Businesses near ‘PokeStops’ are enjoying a huge surge in footfall due to the popularity of Pokémon Go, according to our first major piece of consumer research conducted in partnership with Toluna.
The survey into the uptake of augmented reality (AR) found that 44% of consumers said they had used AR on their phone, and that 92% of these AR users had installed Pokémon Go.
Remarkably, almost half (48%) playing the hugely popular game said they did so every day and 85% had gone into a café, store or other venue because of a PokeStop nearby.
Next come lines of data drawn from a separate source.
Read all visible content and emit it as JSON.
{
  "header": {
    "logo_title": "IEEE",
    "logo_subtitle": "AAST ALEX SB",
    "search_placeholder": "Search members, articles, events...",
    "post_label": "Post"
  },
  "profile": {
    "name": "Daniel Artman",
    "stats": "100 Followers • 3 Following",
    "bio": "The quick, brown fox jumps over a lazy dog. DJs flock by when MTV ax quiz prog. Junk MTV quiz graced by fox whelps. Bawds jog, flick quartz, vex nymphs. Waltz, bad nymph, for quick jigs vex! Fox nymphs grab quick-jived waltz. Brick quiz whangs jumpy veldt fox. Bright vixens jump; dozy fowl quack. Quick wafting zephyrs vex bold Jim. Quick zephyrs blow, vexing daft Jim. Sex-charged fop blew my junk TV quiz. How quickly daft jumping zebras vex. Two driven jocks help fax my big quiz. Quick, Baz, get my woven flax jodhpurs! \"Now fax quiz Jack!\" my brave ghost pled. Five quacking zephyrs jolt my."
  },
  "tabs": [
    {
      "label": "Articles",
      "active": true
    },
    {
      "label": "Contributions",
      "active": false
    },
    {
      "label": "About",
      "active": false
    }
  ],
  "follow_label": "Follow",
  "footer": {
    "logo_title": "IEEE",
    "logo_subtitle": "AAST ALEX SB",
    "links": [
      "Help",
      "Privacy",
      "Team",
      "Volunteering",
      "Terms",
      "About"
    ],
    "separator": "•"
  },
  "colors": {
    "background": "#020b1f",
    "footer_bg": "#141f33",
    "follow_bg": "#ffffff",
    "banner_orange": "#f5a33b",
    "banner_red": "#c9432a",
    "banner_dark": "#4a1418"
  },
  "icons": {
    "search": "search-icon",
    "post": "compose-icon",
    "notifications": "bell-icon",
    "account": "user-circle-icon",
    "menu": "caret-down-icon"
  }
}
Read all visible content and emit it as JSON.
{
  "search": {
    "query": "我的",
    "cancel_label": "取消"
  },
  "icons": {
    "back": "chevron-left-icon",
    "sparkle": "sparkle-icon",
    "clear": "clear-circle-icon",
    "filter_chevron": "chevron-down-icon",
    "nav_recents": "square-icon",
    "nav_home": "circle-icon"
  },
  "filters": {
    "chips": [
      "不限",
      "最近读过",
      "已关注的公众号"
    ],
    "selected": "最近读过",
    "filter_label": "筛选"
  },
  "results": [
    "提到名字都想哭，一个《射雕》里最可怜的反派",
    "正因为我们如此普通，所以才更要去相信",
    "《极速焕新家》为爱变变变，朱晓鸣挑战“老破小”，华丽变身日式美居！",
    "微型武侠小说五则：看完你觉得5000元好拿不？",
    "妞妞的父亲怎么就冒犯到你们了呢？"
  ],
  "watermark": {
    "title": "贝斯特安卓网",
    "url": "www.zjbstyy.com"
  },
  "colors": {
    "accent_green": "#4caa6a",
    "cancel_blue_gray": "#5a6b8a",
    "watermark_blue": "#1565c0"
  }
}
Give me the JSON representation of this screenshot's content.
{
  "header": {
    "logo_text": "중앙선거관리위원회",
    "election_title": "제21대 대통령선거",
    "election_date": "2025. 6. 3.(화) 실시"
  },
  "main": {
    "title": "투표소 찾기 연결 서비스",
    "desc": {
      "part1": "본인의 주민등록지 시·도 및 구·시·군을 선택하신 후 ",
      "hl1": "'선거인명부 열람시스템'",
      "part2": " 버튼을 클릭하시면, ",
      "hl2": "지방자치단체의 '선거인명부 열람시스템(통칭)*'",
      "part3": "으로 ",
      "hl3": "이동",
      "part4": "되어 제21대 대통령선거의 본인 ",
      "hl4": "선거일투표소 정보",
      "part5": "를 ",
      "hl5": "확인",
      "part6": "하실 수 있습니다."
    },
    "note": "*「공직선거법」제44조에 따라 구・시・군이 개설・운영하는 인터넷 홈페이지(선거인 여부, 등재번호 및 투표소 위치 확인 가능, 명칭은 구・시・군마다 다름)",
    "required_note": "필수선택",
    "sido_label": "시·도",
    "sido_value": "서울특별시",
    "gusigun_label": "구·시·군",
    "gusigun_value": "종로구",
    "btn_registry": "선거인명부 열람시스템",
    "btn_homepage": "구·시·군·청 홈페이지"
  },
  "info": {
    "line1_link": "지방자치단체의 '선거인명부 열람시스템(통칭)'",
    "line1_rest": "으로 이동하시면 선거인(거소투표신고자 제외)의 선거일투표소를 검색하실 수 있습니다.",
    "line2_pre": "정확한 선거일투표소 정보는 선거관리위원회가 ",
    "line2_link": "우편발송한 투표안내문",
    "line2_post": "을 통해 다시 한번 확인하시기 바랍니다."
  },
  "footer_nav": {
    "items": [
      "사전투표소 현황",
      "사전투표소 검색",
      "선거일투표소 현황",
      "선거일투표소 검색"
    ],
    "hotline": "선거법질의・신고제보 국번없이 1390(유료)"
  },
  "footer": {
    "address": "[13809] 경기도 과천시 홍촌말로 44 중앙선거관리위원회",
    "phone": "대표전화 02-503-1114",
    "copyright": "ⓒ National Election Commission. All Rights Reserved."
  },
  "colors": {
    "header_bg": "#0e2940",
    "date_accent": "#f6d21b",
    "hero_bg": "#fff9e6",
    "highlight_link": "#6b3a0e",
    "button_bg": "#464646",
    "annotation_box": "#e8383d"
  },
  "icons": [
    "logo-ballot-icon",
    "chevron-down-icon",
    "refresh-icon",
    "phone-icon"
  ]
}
Such results show the potential for augmented reality to be used in hyperlocal advertising, particularly in the use of lures.
The survey of 2,000 US and UK consumers, carried out by ClickZ Intelligence using Toluna software, the world’s leading provider of real-time digital consumer insights, was carried out last month five weeks after the launch of Pokémon Go.
Apart from Pokémon Go, other widely used apps include astronomy guide Pocket Universe (used by 35% of those using apps with AR functionality) and navigation aid Spyglass (28%).
The research also underscores the popularity of digital face-swapping, with 70% using these augmented reality apps.
This research shows that augmented reality is past the early-adopter stage and is now being used in everyday life by a large number of consumers. Businesses have the opportunity to tap into this phenomenon in a number of ways.
Mark Simon, Managing Director, Toluna Digital, said:
“AR apps like Pokémon Go can have rapid and pervasive adoption by a wide variety of consumers. Knowing how these users interact with this kind of technology ushers in new opportunities for businesses that are savvy and agile enough to proactively take advantage of these trends.”
This comment from Mark is supported by data showing that 66% of Pokémon Go users say the app has made them more likely to download other similar applications.
However, there is work to be done by marketers in raising the profile of AR apps; for those who have not yet used such apps, more than a quarter (26%) said they had not come across it, while others did not see any obvious benefit or incentive.
This is impacting on the likelihood of users taking up augmented reality in the near future.